One wall was covered with photographs taken at four crime scenes. Four young women strangled and savagely mutilated. Each one worse than the last. Sunshine slanted across the wall, bringing cold light to a very dark place. The mood in the room was sombre as they listened to Detective Wu outlining the details of the latest killing. Li watched him pensively. Wu was one of the Section’s senior detectives now, but he was still in love with his image. He always had a piece of gum in his mouth and a pair of sunglasses in his breast pocket that he would whip out one-handed and clamp on his face at the first blink of sunshine. Since the sun was shining today he was wearing them pushed back on his forehead. He had been proudly sporting a growth on his upper lip for years, and was considerably chastened when his daughter had brought home a school essay in which she had written of her father, ‘He is growing a moustache.’ To his credit, he told the story against himself. His own personal uniform consisted of baseball boots, faded denims and a short leather jacket, and he grew his hair just long enough to comb over the thinning patch on top. He had been divorced for nearly five years.

He held up a photograph of the chewed-up remains of a brown Russian cheroot still in its evidence bag. ‘It’s like a calling card,’ he told the room. ‘He leaves one of these at every scene. It’s no accident. He knows we’ll find them. It’s like he’s saying, here’s my DNA. You got my code, but you’ll never get my number. The bastard’s playing games with us.’
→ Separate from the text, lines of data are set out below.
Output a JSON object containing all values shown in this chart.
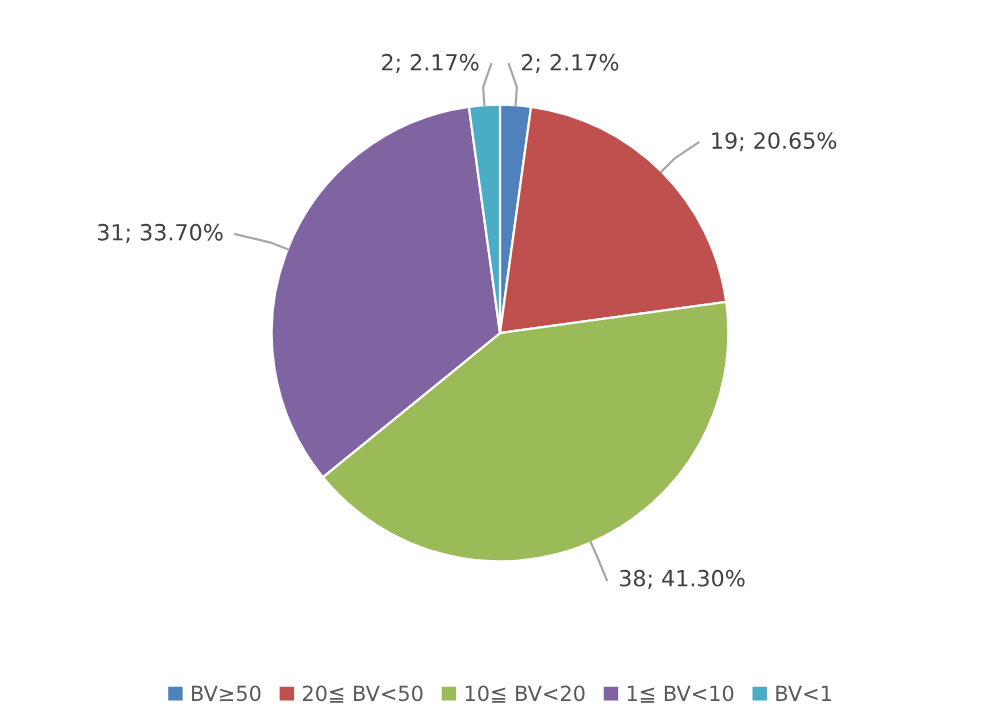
{
  "chart_data": {
    "type": "pie",
    "categories": [
      "BV≥50",
      "20≦ BV<50",
      "10≦ BV<20",
      "1≦ BV<10",
      "BV<1"
    ],
    "values": [
      2,
      19,
      38,
      31,
      2
    ],
    "value_labels": [
      "2; 2.17%",
      "19; 20.65%",
      "38; 41.30%",
      "31; 33.70%",
      "2; 2.17%"
    ],
    "colors": [
      "#4f81bd",
      "#c0504d",
      "#9bbb59",
      "#8064a2",
      "#4bacc6"
    ],
    "legend": "bottom"
  }
}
‘Why would he do that?’ The question came from one of the youngest detectives in the Section. Sang Chunlin was tall and wore dark trousers, black shoes and a black jacket. He, too, had a penchant for American-style shades. His thick black hair, cut short side and back, was long on top and swept back in a quiff. The other detectives called him Elvis.

‘If we knew why he did any of it, Elvis, we might be halfway to nailing him,’ Wu said.

‘Well, whatever motivates him it’s not sexual.’ This from Detective Zhao. ‘He didn’t have sex with any of them, did he? There’s been no trace of semen found at any of the scenes.’